И от вторника 7-го до воскресенья 12-го вырвались четыре таких «письма из далека» и тут же сдавались на почту экспрессами (когда уже написано – тем более жжет, нельзя задержать, нельзя удержать) – кому же? – Ганецкому, умному, славному расторопному Кубе, а он будет отправлять, налаживать туда дальше, в Петербург! (А копии – сразу Инессе, а та – Усиевичу, а тот – Карпинским, а те – назад, и всё экспрессами, это всё крайне важно для спевки о тактике.) Почти всё время кто-нибудь спотыкается – на почту, а ещё же искать по киоскам и читальням непрочтённые газеты и снова анализировать, угадывать – и светом луча выбрасывать вперёд новые пункты программы! А тут Луначарский увиливает выступить против Чхеидзе, – предупредительную холодность ему. Там Горький, недоумок, суётся в политику: приветствие Временному правительству да басенки «почётного мира», архивредное выступление, придётся ударить по рукам! (Не можешь выдержать партийной линии, так и не суйся, пиши свои картинки.) А там неприятности с Черномазовым в Питере, мало им Малиновского, хотят и вовсе залить нашу партию помоями. (Но Черномазов интриговал против сестры Ани, его безусловно убрать и забыть.) А там Коллонтай уезжает в Россию, счастливая!

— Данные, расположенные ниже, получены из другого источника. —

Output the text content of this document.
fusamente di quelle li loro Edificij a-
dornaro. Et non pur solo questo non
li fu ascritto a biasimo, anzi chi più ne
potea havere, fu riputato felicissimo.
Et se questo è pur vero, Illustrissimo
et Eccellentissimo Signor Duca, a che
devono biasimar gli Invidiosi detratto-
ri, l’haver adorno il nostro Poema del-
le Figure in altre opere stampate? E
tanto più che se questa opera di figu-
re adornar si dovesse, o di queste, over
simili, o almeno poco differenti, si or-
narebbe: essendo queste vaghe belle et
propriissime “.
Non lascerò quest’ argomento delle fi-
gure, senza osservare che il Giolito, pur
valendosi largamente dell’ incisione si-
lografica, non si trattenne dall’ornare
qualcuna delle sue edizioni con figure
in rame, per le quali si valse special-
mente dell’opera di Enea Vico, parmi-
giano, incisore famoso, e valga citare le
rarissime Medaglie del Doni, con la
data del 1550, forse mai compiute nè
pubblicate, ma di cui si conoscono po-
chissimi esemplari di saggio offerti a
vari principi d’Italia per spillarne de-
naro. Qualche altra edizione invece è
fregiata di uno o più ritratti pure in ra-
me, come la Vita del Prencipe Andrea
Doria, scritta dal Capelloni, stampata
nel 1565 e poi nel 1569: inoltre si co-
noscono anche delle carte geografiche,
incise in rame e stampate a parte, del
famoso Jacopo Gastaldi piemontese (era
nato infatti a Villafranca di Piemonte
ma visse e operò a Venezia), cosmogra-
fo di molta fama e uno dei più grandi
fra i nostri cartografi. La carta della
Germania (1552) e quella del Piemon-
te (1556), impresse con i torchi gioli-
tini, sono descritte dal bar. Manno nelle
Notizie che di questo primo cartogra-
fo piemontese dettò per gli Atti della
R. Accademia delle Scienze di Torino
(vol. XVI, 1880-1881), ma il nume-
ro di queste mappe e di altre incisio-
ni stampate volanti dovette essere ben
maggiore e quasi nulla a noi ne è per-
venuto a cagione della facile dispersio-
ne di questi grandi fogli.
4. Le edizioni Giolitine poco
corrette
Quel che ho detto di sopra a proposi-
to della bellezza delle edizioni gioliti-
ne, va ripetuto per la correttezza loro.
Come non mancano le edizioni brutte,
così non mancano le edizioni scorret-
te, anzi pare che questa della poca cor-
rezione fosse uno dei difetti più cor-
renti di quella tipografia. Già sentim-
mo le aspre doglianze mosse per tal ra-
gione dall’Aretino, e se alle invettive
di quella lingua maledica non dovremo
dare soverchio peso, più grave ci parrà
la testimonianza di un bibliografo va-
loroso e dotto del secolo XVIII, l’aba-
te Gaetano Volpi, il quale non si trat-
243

А тут, пока застряли, успеть бы на машинке перепечатать 500 страниц «Аграрной программы», кто бы взялся? А ещё: как не написать листовки к русским военнопленным, их 2 миллиона: заявите громко, что вы вернётесь в Россию как армия революции, а не армия царя (вполне бы их могли использовать и против); а мы, социал-демократы, поспешим уехать и будем посылать вам из России деньги и хлеб… А ещё: как же при отъезде не написать прощального письма к швейцарскому пролетариату, ещё раз заклеймить шовинистов, ещё раз указать им путь (только это опасно, может помешать отъезду. А вот как: написать, оставить здесь, а уже из России телеграммой взорвать, пусть печатают). А тем временем…
… а тем временем совсем плохо с Инессой. Обижена. Сердится. Сидит в Кларане (а может уже и не в Кларане? вот письма прервались, может уже и не там). Сердится, но, как всегда у женщин, это выворачивается во что-то другое, стороннее: будто бы «теоретические разногласия», возражает и капризничает, где ребёнку ясно. Как бы нужна была тут, рядом! Какое время! – неужели время для женских обид? Некому собрать, систематизировать все телеграммы из России, ведь что-нибудь пропустишь наиважное! Но не только не захотела испытать английский путь возврата, а даже в Цюрих не хочет приехать на денёк! В Четырнадцатом году ехала для него с Адриатики в Брюссель, бросив детей, а сейчас без детей и из Кларана – ни разу не приехала на денёк.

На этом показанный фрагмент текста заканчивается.